By the way, the inference is a fancy word for "get predictions from". The two-language problem of AI/ML is well known. Most of the interesting, cutting-edge stuff happens in Python. No matter what's your opinion about the language (I love it, just for the record) you can't avoid it. Pick up any SOTA result beating, latest research paper in the deep learning domain from the last 5 years, the accompanying code will be mostly in Python, specifically PyTorch (sorry, TensorFlow).
The serving or app side where these models are consuming is an open world though. Requirements of how to serve ML models are often dictated by a variety of factors: the ML knowledge of engineers working on the app side, the amount of existing code already written in another language, the hardware/latency/power consumption requirements, and so on.
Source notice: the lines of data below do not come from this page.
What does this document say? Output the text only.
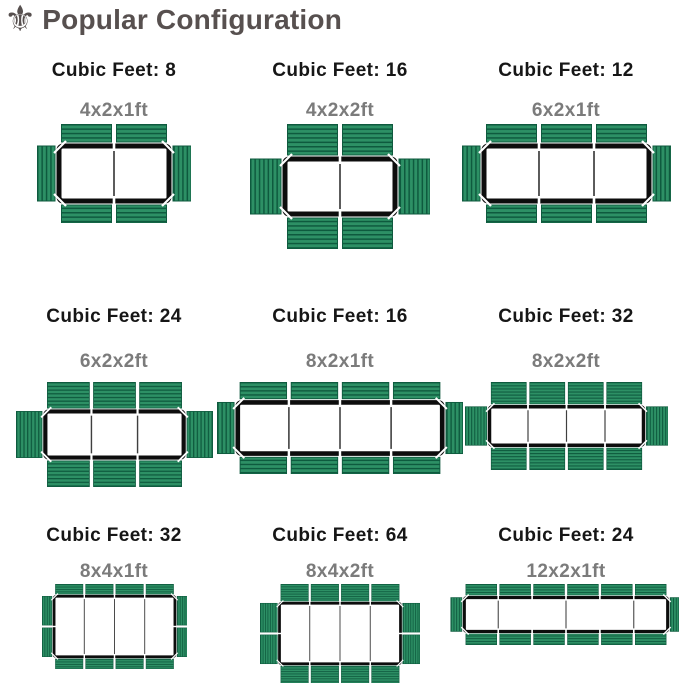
⚜ Popular Configuration
Cubic Feet: 8
4x2x1ft
Cubic Feet: 16
4x2x2ft
Cubic Feet: 12
6x2x1ft
Cubic Feet: 24
6x2x2ft
Cubic Feet: 16
8x2x1ft
Cubic Feet: 32
8x2x2ft
Cubic Feet: 32
8x4x1ft
Cubic Feet: 64
8x4x2ft
Cubic Feet: 24
12x2x1ft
For a routine requirement, you can very well serve the model directly in Python using Flask or FastAPI. In my career, I have seen other attempts at re-writing the model algorithm in a target language like Java, etc. Heck, I even know an effort in PHP. It is one thing to code up a regression model or a simple 1/2 layer neural network in your favorite language. Take my words from a decade-long experience in this, don't do it. Thankfully, deep learning models are sufficiently complicated that no one attempts these rewrites anymore, saving me the agony.
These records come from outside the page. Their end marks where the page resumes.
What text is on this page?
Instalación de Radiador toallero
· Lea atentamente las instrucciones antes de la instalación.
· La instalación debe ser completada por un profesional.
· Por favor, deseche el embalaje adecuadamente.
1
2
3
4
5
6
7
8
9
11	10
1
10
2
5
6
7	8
But if you squint hard enough all ML models are a combination of lots of data (weights) flowing through some computational primitives. There were solutions such as PMML which saved ML models in an XML format so that a library in the target language can carry out the same computation. PMML was clumsy and never became mainstream (IMO!). In the last 4/5 years, Open Neural Network Exchange (ONNX) has emerged as a worthy solution for the deep learning world. Created by the PyTorch team at Facebook, it is now a Linux Foundation project.
领英推荐
At xAmbit AI, we train models in PyTorch or TensorFlow and export them to ONNX format. On the inference side, a Rust library (sonos tract) helps us carry out the inference. Rust might look like an odd choice so few words of explanation. If you have the weights and network architecture from ONNX, the prediction step of a neural network is mostly a deterministic computation. You want it to run as quickly and efficiently as possible. A combination of Rust and ONNX serves us well for this. Rust also forces us to think deeply about the shape and format of the data at the IO of the model. I'm not going to lie. For me, someone who grew up on freewheelin' dynamic typing languages like Python, R, and Lisps this process is excruciatingly painful at times. But this slowing down and detailing is worthwhile in terms of reduced errors and better savings in operational costs.
One long-term motive to explore Rust is also an embedded world. We believe that the most interesting things in deep learning will happen (or are already happening) at the intersection of the software hardware and the edge like mobile or micro-controllers. This excursion helps us prepare for that future.
(For the more informed, yes Sonos Tract does not support GPU and their focus is on restricted hardware devices).